Sent from my iPhone using DS Forum

mrspnut82
07-27-2011, 02:05 PM
I know how you feel, well except for the huge boob thing. I was nursing/pregnant for like 5.5 years straight. I weaned ds at 22 months. I finally had my body to myself for a few months when we decided to have another one. I definitely plan on nursing again this time for at least a year just not sure I want to do 2 years again though.
DS really drained me. He is a total mama's boy and was a difficult baby. I could not lay him down to sleep anywhere EVER. He would have to sleep being held day or night. Constantly nursed. So frustrating, I felt like a machine sometimes on autopilot.
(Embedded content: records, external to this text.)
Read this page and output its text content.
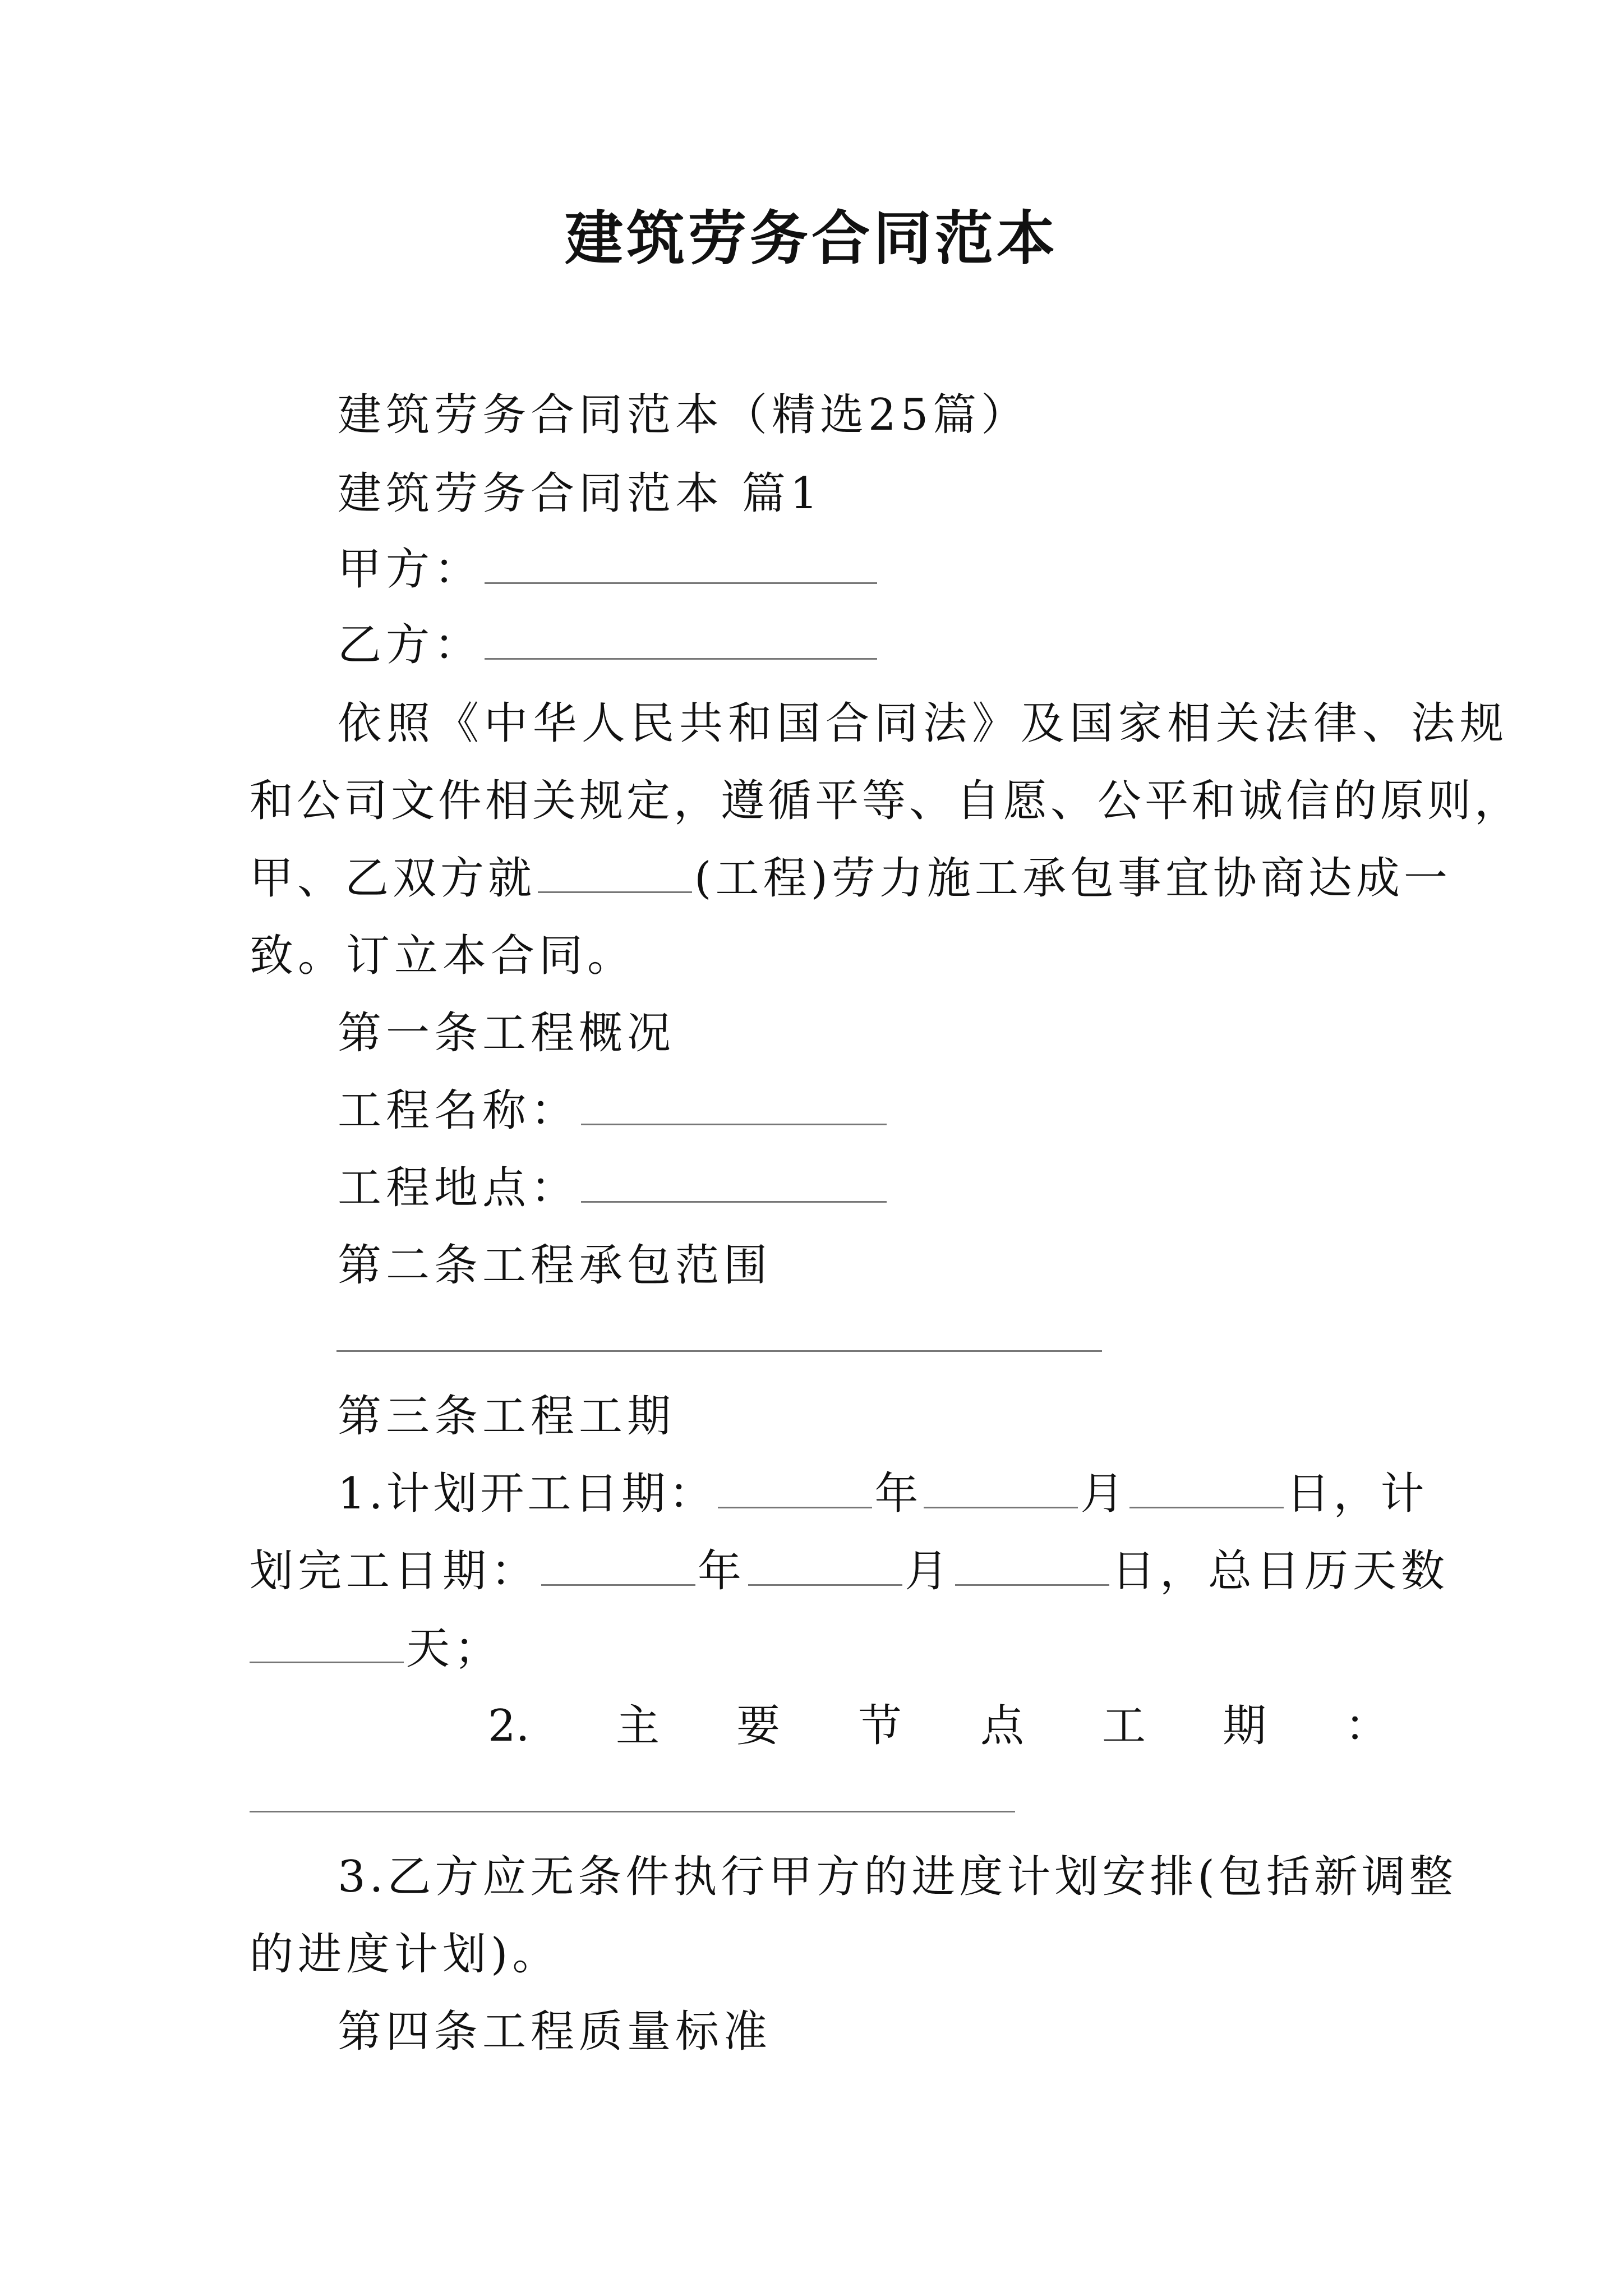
建筑劳务合同范本
建筑劳务合同范本（精选25篇）
建筑劳务合同范本 篇1
甲方：
乙方：
依照《中华人民共和国合同法》及国家相关法律、法规
和公司文件相关规定，遵循平等、自愿、公平和诚信的原则，
甲、乙双方就	(工程)劳力施工承包事宜协商达成一
致。订立本合同。
第一条工程概况
工程名称：
工程地点：
第二条工程承包范围
第三条工程工期
1.计划开工日期：	年	月	日，计
划完工日期：	年	月	日，总日历天数
天；
2. 主 要 节 点 工 期 ：
3.乙方应无条件执行甲方的进度计划安排(包括新调整
的进度计划)。
第四条工程质量标准
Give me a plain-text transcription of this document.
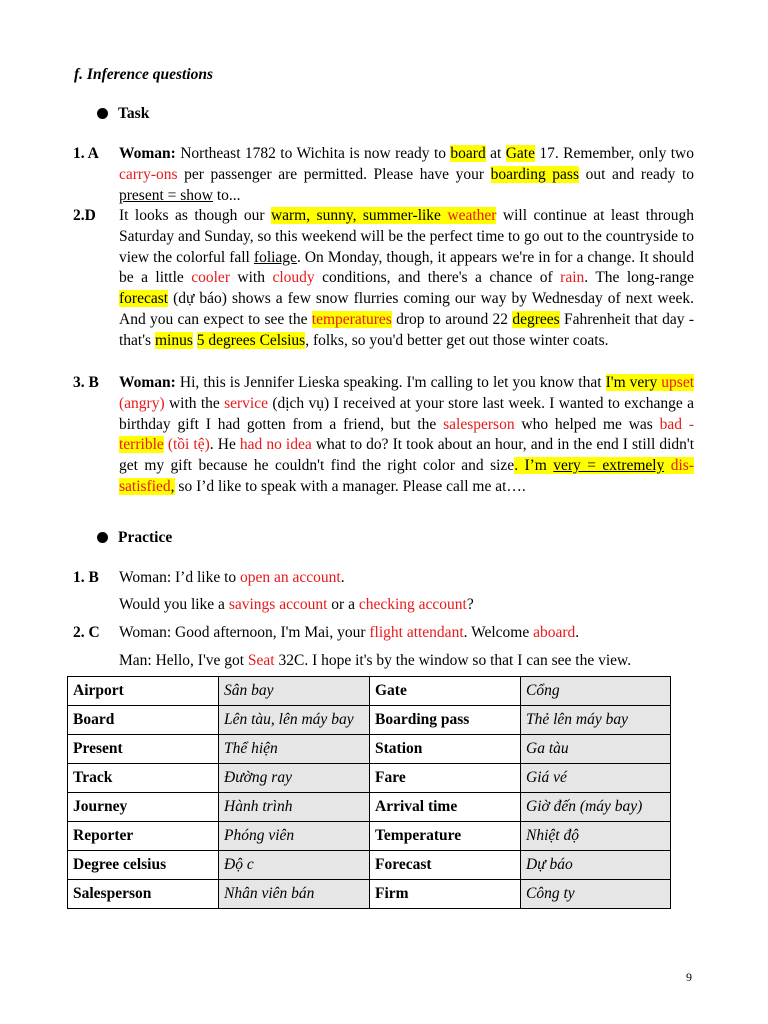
f. Inference questions
Task
1. A Woman: Northeast 1782 to Wichita is now ready to board at Gate 17. Remember, only two carry-ons per passenger are permitted. Please have your boarding pass out and ready to present = show to...
2.D It looks as though our warm, sunny, summer-like weather will continue at least through Saturday and Sunday, so this weekend will be the perfect time to go out to the countryside to view the colorful fall foliage. On Monday, though, it appears we're in for a change. It should be a little cooler with cloudy conditions, and there's a chance of rain. The long-range forecast (dự báo) shows a few snow flurries coming our way by Wednesday of next week. And you can expect to see the temperatures drop to around 22 degrees Fahrenheit that day - that's minus 5 degrees Celsius, folks, so you'd better get out those winter coats.
3. B Woman: Hi, this is Jennifer Lieska speaking. I'm calling to let you know that I'm very upset (angry) with the service (dịch vụ) I received at your store last week. I wanted to exchange a birthday gift I had gotten from a friend, but the salesperson who helped me was bad - terrible (tồi tệ). He had no idea what to do? It took about an hour, and in the end I still didn't get my gift because he couldn't find the right color and size. I’m very = extremely dis-satisfied, so I’d like to speak with a manager. Please call me at….
Practice
1. B Woman: I’d like to open an account.
Would you like a savings account or a checking account?
2. C Woman: Good afternoon, I'm Mai, your flight attendant. Welcome aboard.
Man: Hello, I've got Seat 32C. I hope it's by the window so that I can see the view.
Airport	Sân bay	Gate	Cổng
Board	Lên tàu, lên máy bay	Boarding pass	Thẻ lên máy bay
Present	Thể hiện	Station	Ga tàu
Track	Đường ray	Fare	Giá vé
Journey	Hành trình	Arrival time	Giờ đến (máy bay)
Reporter	Phóng viên	Temperature	Nhiệt độ
Degree celsius	Độ c	Forecast	Dự báo
Salesperson	Nhân viên bán	Firm	Công ty
9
I finally moved him to his own crib at 11 months and loved the break. Continue to nurse him but loved when I finally decided to wean him. I felt like me again.
I love breastfeeding but if this baby is anything like ds was, I'm going to have to do some things different. Maybe night wean after a year? Idk but I won't go through that again lol.

momof3boys1girl
07-27-2011, 04:50 PM
lol i am the same way. I dont dislike it though i just dislike my boobs get huge and i cant loose weight :blush: Also newbies nurse 24/7 its all i feel like i do. But its all worth it in the end so hang in there mama.

Sweet_Fantasy_Fox
07-27-2011, 09:13 PM
I also ebf and will bf this baby too as long as everything goes as planned, otherwise I might end up on formula, the cost of it though scares me.